In the 16th century, Copenhagen's stud farm (Københavns Avlsgård), where the city's bulls were stabled, was also located along the street. The stud farm was in 1671 sold to Trinitatis Church for use as a cemetery. The northernmost part of Pilestræde was originally called Springergade with a reference to the bulls at the farm. Local residents found the name inappropriate and the street was therefore included in Pilestræde in 1881.

In 1765, Berlingske's publishinghouse established in one of the yards on the east side of the street.

==Notable buildings and residents==
No. 32-34 was built for Berlingske Publishing House in 1930 to a design by Helweg-Møller. The building to the right of it is from 1741 and is part of the Berlingske complex. No. 26 was built in 1764 for mayor Peter Harloff Wieck.
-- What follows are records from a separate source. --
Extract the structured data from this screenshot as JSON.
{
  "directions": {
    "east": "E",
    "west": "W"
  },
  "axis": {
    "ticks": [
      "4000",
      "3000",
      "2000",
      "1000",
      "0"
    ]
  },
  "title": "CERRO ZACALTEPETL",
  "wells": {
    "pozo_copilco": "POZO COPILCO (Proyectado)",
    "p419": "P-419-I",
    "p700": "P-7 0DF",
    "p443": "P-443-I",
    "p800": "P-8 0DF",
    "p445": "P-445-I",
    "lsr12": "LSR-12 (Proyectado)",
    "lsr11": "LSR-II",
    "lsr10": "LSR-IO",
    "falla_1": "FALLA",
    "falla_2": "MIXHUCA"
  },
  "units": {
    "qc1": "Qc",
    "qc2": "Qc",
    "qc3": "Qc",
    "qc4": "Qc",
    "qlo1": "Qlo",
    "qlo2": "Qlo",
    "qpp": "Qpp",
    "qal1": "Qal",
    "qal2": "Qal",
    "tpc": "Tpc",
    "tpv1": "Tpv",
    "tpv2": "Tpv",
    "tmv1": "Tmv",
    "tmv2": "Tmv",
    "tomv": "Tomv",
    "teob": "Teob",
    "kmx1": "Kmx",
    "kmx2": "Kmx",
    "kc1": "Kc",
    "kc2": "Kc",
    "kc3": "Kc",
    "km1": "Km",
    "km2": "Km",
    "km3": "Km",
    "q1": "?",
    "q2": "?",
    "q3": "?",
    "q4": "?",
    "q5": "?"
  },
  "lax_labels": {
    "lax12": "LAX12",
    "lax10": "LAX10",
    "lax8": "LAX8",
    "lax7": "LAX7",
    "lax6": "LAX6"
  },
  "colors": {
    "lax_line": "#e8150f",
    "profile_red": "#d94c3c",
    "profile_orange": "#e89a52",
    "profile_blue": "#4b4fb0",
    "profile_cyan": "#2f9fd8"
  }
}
No. 33 is from some time before 1745 and is listed. No. 37, 39, 44-45 are also listed.

The rectory of Trinity Church (No. 67) is from 1928 and was designed by Henning Hansen in collaboration with Thomas Havning.

Norse Projects have a flagship store at No. 41. The designer Julie Fagerholt has a flagship store at No. 45.

==Cultural references==
Pilestræde is used as a location at 0:08:04 in the 1977 Olsen Gang film The Olsen Gang Outta Sight.